Enquanto olhava o cachorro de raça tentar, perplexo, se reerguer, sentiu uma forte dor no braço. Era o vira-lata, com olhos de fúria que ela nunca tinha visto antes, defendendo o amigo. Puxou o braço, e o vira-lata parecia ter voltado ao normal, pidão e carente, como se nada tivesse acontecido. Abanava o rabo e chorava, o pênis exposto pelo cio.

A gorda cobre o braço como pode, algum sangue escorre. A mordida não fora tão profunda.

Puxou o vira-lata direto pelo pescoço, sem o levantar do chão, e o trouxe para dentro da casa. Era a primeira vez que entrava na casa, lugar antes reservado para as pessoas e cachorros de raça. Foram para o quarto. O cachorro assustado, tentava acompanhar a velocidade da dona, mas as patas não conseguiam direito e ele era arrastado.

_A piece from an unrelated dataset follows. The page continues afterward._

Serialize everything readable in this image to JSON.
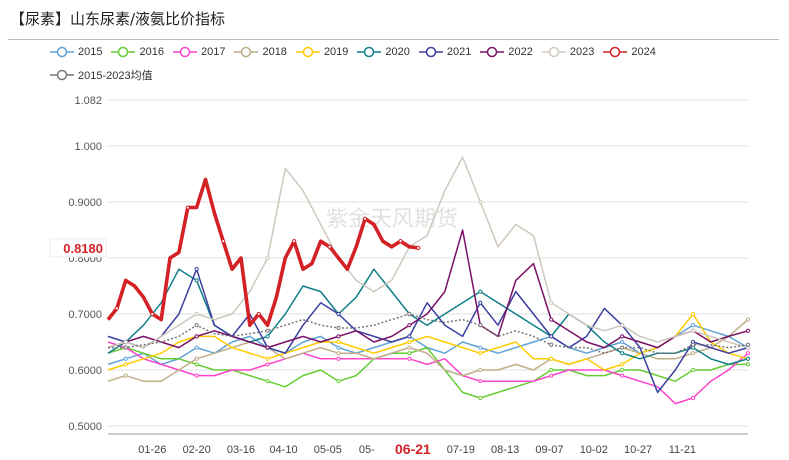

Ela chorava. As lágrimas escorriam pelo canto dos olhos vermelhos inchados, lambiam suas bochechas vermelhas e gordas e morriam nos lábios, borrando o batom em sua boca vermelha e pintando de vermelho também seu queixo (o primeiro de seus vários queixos de gorda).

Lembrou dos doze anos de idade. Na escola, escutou sem querer um professor dizendo "Coitada dela, ela tem um rosto tão bonito, pena que é gorda". Nunca ouviu alguém falar "Coitada de fulana, tem um rosto tão bonito, pena que ela é magra demais". Gordas sempre tem o rosto bonito.

Arrancou as roupas do corpo e puxou o vira-lata para cima de si. O cachorro, instintivo, penetrou-a com força. Ela gritou de dor. Ela também não entendia. O cachorro assustado com a atenção inesperada e com o grito da dona, chorava. A gorda, sem condições de pensar, gemia. Sentia nas canelas gordas que quase não existiam (pareciam uma extensão das coxas, que só terminavam em pés enormes e roliços que lembravam patas de elefante) o peso das patas do cachorro, o pêlo sarnento dele se misturando com a pele dela.

O cachorro é o melhor amigo do homem, e ela estava confusa por misturar amor e amizade. Ele, chorão e carente. Ela, chorona e carente. Almas gêmeas. Pela segunda vez, a gorda foi amada. O amor de um cão é sempre fiel.